411: Following the list, the receiver reads the IO error, which must be zero.
412: .Pp
413: .Bl -enum -compact
414: .It
415: constant zero (integer)
416: .El
417: .Pp
418: The receiver must then sort the file names lexicographically.
419: .Pp
420: If there are no files in the file list at this time, the receiver must
421: exit prior to sending per-file data.
422: It then proceeds with the file blocks.
423: .Pp
424: For file blocks, the receiver must look at each file that is not up to
425: date, defined by having the same file size and timestamp, and send it to
426: the server.
427: Symbolic links and directory entries are never sent to the server.
428: .Pp
429: After the second phase has completed and prior to writing the
430: end-of-data signal, the client receiver reads statistics.
431: This is only performed with
432: .Pq Fl v .
433: .Pp
434: .Bl -enum -compact
435: .It
436: total bytes read (long)
437: .It
438: total bytes written (long)
439: .It
440: total size of files (long)
441: .El
442: .Pp
443: Finally, the receiver must send the constant end-of-sequence marker.
444: .Pp
445: .Bl -enum -compact
446: .It
447: end-of-sequence -1 value (integer)
448: .El
449: .Ss Sender and receiver asynchrony
450: The sender and receiver need not work in lockstep.
451: The receiver may send file update requests as quickly as it parses them,
452: and respond to the sender's update notices on demand.

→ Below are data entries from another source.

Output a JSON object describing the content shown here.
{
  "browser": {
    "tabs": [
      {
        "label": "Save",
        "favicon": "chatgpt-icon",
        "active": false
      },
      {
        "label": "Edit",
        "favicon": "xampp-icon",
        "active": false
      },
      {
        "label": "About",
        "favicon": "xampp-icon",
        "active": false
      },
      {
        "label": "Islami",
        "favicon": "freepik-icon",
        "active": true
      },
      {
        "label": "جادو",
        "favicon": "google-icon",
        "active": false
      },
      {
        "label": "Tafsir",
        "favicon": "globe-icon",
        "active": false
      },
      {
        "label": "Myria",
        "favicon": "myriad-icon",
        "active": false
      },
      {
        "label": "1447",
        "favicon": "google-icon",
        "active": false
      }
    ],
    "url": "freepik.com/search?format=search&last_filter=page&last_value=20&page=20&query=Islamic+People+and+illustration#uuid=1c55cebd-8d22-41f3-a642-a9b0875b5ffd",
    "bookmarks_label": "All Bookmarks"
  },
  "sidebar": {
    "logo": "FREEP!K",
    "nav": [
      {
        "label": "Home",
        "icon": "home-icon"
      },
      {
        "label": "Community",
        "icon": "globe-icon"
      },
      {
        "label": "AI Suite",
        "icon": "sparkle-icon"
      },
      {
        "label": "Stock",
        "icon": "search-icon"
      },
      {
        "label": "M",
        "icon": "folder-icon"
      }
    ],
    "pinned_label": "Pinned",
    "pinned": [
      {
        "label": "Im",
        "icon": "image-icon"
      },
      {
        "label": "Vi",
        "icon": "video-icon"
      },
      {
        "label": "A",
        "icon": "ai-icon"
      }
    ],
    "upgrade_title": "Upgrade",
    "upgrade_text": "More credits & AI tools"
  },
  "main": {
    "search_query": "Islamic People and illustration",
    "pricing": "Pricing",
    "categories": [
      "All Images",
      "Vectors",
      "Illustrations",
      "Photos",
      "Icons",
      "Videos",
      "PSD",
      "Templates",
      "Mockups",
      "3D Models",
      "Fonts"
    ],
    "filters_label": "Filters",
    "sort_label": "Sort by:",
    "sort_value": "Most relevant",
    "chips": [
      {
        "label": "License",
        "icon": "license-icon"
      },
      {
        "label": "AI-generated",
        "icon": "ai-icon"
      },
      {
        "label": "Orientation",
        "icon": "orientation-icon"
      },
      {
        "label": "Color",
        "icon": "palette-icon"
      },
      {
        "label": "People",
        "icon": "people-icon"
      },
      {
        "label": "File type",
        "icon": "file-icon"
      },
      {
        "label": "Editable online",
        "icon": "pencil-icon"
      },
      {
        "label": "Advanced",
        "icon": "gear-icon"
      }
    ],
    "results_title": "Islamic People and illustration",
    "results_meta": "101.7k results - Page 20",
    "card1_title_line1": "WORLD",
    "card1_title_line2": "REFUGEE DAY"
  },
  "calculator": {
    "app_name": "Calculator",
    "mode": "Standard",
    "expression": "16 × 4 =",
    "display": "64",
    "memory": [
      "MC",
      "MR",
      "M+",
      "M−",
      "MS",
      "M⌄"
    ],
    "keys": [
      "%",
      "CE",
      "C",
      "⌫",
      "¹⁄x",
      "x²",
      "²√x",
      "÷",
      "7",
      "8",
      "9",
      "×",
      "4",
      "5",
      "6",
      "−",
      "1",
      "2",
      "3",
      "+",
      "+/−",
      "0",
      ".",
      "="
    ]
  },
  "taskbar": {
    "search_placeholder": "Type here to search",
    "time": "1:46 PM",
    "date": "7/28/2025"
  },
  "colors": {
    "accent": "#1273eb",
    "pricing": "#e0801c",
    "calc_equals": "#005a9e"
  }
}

453: Similarly, the sender may read as many update requests as it can, and
454: service them in any order it wishes.
455: .Pp
456: The sender and receiver synchronise state only at the end of phase.
457: .Pp
458: The reference
459: .Xr rsync 1
460: takes advantage of this with a two-process receiver, one for sending
461: update requests (the generator) and another for receiving.
462: .Xr openrsync 1
463: uses an event-loop model instead.
464: .\" .Sh CONTEXT
465: .\" For section 9 functions only.
466: .\" .Sh RETURN VALUES
467: .\" For sections 2, 3, and 9 function return values only.
468: .\" .Sh ENVIRONMENT
469: .\" For sections 1, 6, 7, and 8 only.
470: .\" .Sh FILES
471: .\" .Sh EXIT STATUS
472: .\" For sections 1, 6, and 8 only.
473: .\" .Sh EXAMPLES
474: .\" .Sh DIAGNOSTICS
475: .\" For sections 1, 4, 6, 7, 8, and 9 printf/stderr messages only.
476: .\" .Sh ERRORS
477: .\" For sections 2, 3, 4, and 9 errno settings only.
478: .Sh SEE ALSO
479: .Xr openrsync 1 ,
480: .Xr rsync 1 ,
481: .Xr rsyncd 5
482: .\" .Sh STANDARDS
483: .\" .Sh HISTORY
484: .\" .Sh AUTHORS
485: .\" .Sh CAVEATS
486: .Sh BUGS
487: Time values are sent as 32-bit integers.
488: .Pp
489: When in server mode
490: .Em and
491: when communicating to a client with a newer protocol (>27), the phase
492: change integer (-1) acknowledgement must be sent twice by the sender.
493: The is probably a bug in the reference implementation.